SCIM automatise le cycle de vie des comptes utilisateurs. Quand un collaborateur arrive, son compte est créé automatiquement dans toutes les applications. Quand il part, tous ses accès sont désactivés en quelques secondes, pas en quelques jours. Sans SCIM, vous gérez manuellement les comptes dans chaque application, avec les risques de sécurité et d'erreurs que cela implique.

Ce guide vous explique SCIM, le standard pour synchroniser automatiquement les identités entre l'IdP et les applications. À la fin, vous saurez :

  • Comprendre pourquoi SCIM est nécessaire (et ses alternatives)
  • Maîtriser les opérations SCIM : création, modification, désactivation
  • Configurer un offboarding propre (désactiver + révoquer)
  • Anticiper les pièges courants d'implémentation

Prérequis : avoir lu Les bases de l'IAM.

Sans provisioning automatique, voici ce qui se passe :

  1. Un employé arrive → création manuelle du compte dans chaque application
  2. L'employé change de service → modification manuelle des groupes
  3. L'employé part → on oublie de désactiver certains comptes

Résultat : des comptes orphelins qui persistent pendant des mois, voire des années. Le risque n'est pas théorique : ces comptes gardent leurs droits, n'apparaissent dans aucune revue puisque personne ne les réclame, et échappent souvent au MFA faute d'un utilisateur pour l'activer. Ils constituent une porte d'entrée idéale, sans propriétaire pour remarquer une connexion suspecte.

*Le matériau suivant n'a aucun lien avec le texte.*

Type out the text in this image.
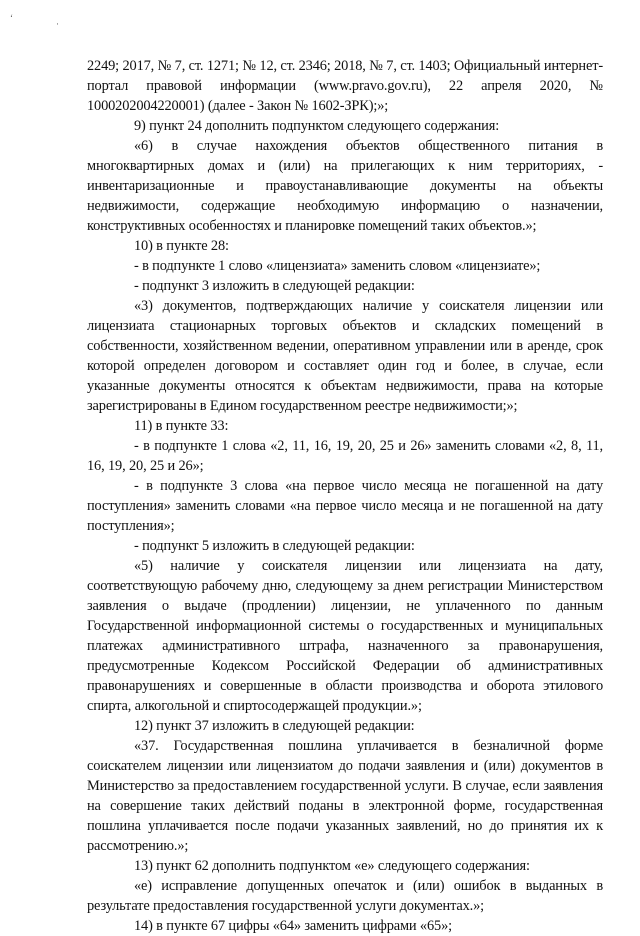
‘
·

2249; 2017, № 7, ст. 1271; № 12, ст. 2346; 2018, № 7, ст. 1403; Официальный интернет-портал правовой информации (www.pravo.gov.ru), 22 апреля 2020, № 1000202004220001) (далее - Закон № 1602-ЗРК);»;

9) пункт 24 дополнить подпунктом следующего содержания:

«6) в случае нахождения объектов общественного питания в многоквартирных домах и (или) на прилегающих к ним территориях, - инвентаризационные и правоустанавливающие документы на объекты недвижимости, содержащие необходимую информацию о назначении, конструктивных особенностях и планировке помещений таких объектов.»;

10) в пункте 28:

- в подпункте 1 слово «лицензиата» заменить словом «лицензиате»;

- подпункт 3 изложить в следующей редакции:

«3) документов, подтверждающих наличие у соискателя лицензии или лицензиата стационарных торговых объектов и складских помещений в собственности, хозяйственном ведении, оперативном управлении или в аренде, срок которой определен договором и составляет один год и более, в случае, если указанные документы относятся к объектам недвижимости, права на которые зарегистрированы в Едином государственном реестре недвижимости;»;

11) в пункте 33:

- в подпункте 1 слова «2, 11, 16, 19, 20, 25 и 26» заменить словами «2, 8, 11, 16, 19, 20, 25 и 26»;

- в подпункте 3 слова «на первое число месяца не погашенной на дату поступления» заменить словами «на первое число месяца и не погашенной на дату поступления»;

- подпункт 5 изложить в следующей редакции:

«5) наличие у соискателя лицензии или лицензиата на дату, соответствующую рабочему дню, следующему за днем регистрации Министерством заявления о выдаче (продлении) лицензии, не уплаченного по данным Государственной информационной системы о государственных и муниципальных платежах административного штрафа, назначенного за правонарушения, предусмотренные Кодексом Российской Федерации об административных правонарушениях и совершенные в области производства и оборота этилового спирта, алкогольной и спиртосодержащей продукции.»;

12) пункт 37 изложить в следующей редакции:

«37. Государственная пошлина уплачивается в безналичной форме соискателем лицензии или лицензиатом до подачи заявления и (или) документов в Министерство за предоставлением государственной услуги. В случае, если заявления на совершение таких действий поданы в электронной форме, государственная пошлина уплачивается после подачи указанных заявлений, но до принятия их к рассмотрению.»;

13) пункт 62 дополнить подпунктом «е» следующего содержания:

«е) исправление допущенных опечаток и (или) ошибок в выданных в результате предоставления государственной услуги документах.»;

14) в пункте 67 цифры «64» заменить цифрами «65»;
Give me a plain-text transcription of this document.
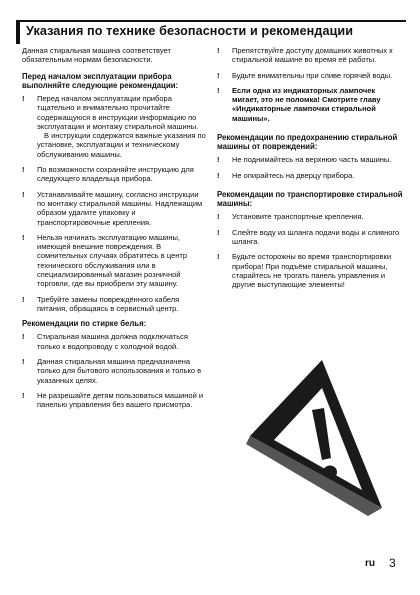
Указания по технике безопасности и рекомендации

Данная стиральная машина соответствует обязательным нормам безопасности.

Перед началом эксплуатации прибора выполняйте следующие рекомендации:

! Перед началом эксплуатации прибора тщательно и внимательно прочитайте содержащуюся в инструкции информацию по эксплуатации и монтажу стиральной машины.
В инструкции содержатся важные указания по установке, эксплуатации и техническому обслуживанию машины.
! По возможности сохраняйте инструкцию для следующего владельца прибора.
! Устанавливайте машину, согласно инструкции по монтажу стиральной машины. Надлежащим образом удалите упаковку и транспортировочные крепления.
! Нельзя начинать эксплуатацию машины, имеющей внешние повреждения. В сомнительных случаях обратитесь в центр технического обслуживания или в специализированный магазин розничной торговли, где вы приобрели эту машину.
! Требуйте замены повреждённого кабеля питания, обращаясь в сервисный центр.

Рекомендации по стирке белья:

! Стиральная машина должна подключаться только к водопроводу с холодной водой.
! Данная стиральная машина предназначена только для бытового использования и только в указанных целях.
! Не разрешайте детям пользоваться машиной и панелью управления без вашего присмотра.
! Препятствуйте доступу домашних животных к стиральной машине во время её работы.
! Будьте внимательны при сливе горячей воды.
! Если одна из индикаторных лампочек мигает, это не поломка! Смотрите главу «Индикаторные лампочки стиральной машины».

Рекомендации по предохранению стиральной машины от повреждений:

! Не поднимайтесь на верхнюю часть машины.
! Не опирайтесь на дверцу прибора.

Рекомендации по транспортировке стиральной машины:

! Установите транспортные крепления.
! Слейте воду из шланга подачи воды и сливного шланга.
! Будьте осторожны во время транспортировки прибора! При подъёме стиральной машины, старайтесь не трогать панель управления и другие выступающие элементы!
ru 3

Le compte est créé au premier login via SSO (OIDC/SAML).

Comment ça marche :

  1. L'utilisateur se connecte pour la première fois
  2. L'application reçoit l'assertion SAML ou l'ID Token
  3. L'application crée le compte à partir des attributs reçus

Avantages :

  • Simple à mettre en place
  • Pas de synchronisation à maintenir

Limites :

  • Le compte n'existe qu'au premier login
  • Pas de pré-configuration (groupes, permissions spécifiques)
  • Pas de deprovisioning automatique

L'IdP pousse les changements vers les applications en temps réel. La différence de fond avec le JIT tient à ce sens de circulation : ici, l'IdP n'attend pas que l'utilisateur se manifeste, il agit dès que la donnée change côté annuaire. C'est ce qui rend le deprovisioning possible, un départ n'étant jamais suivi d'une connexion qui aurait pu servir de déclencheur.

Comment ça marche :

  1. Un utilisateur est créé/modifié/désactivé dans l'IdP
  2. L'IdP envoie une requête SCIM à l'application
  3. L'application applique le changement

Avantages :

  • Comptes pré-créés avant le premier login
  • Synchronisation des groupes et attributs
  • Deprovisioning automatique

Limites :

  • L'application doit supporter SCIM
  • Configuration plus complexe

SCIM (System for Cross-domain Identity Management) est défini par deux RFC :

  • RFC 7643 : Schéma SCIM (objets User, Group)
  • RFC 7644 : Protocole SCIM (API REST)

Cette séparation en deux documents a une conséquence concrète quand vous qualifiez une application : le support de SCIM n'est pas binaire. Un éditeur peut implémenter le schéma de la RFC 7643 tout en ne proposant qu'une partie des opérations de la RFC 7644, typiquement POST et PUT sans PATCH. Demandez toujours la liste des opérations supportées, pas seulement la mention « compatible SCIM 2.0 ».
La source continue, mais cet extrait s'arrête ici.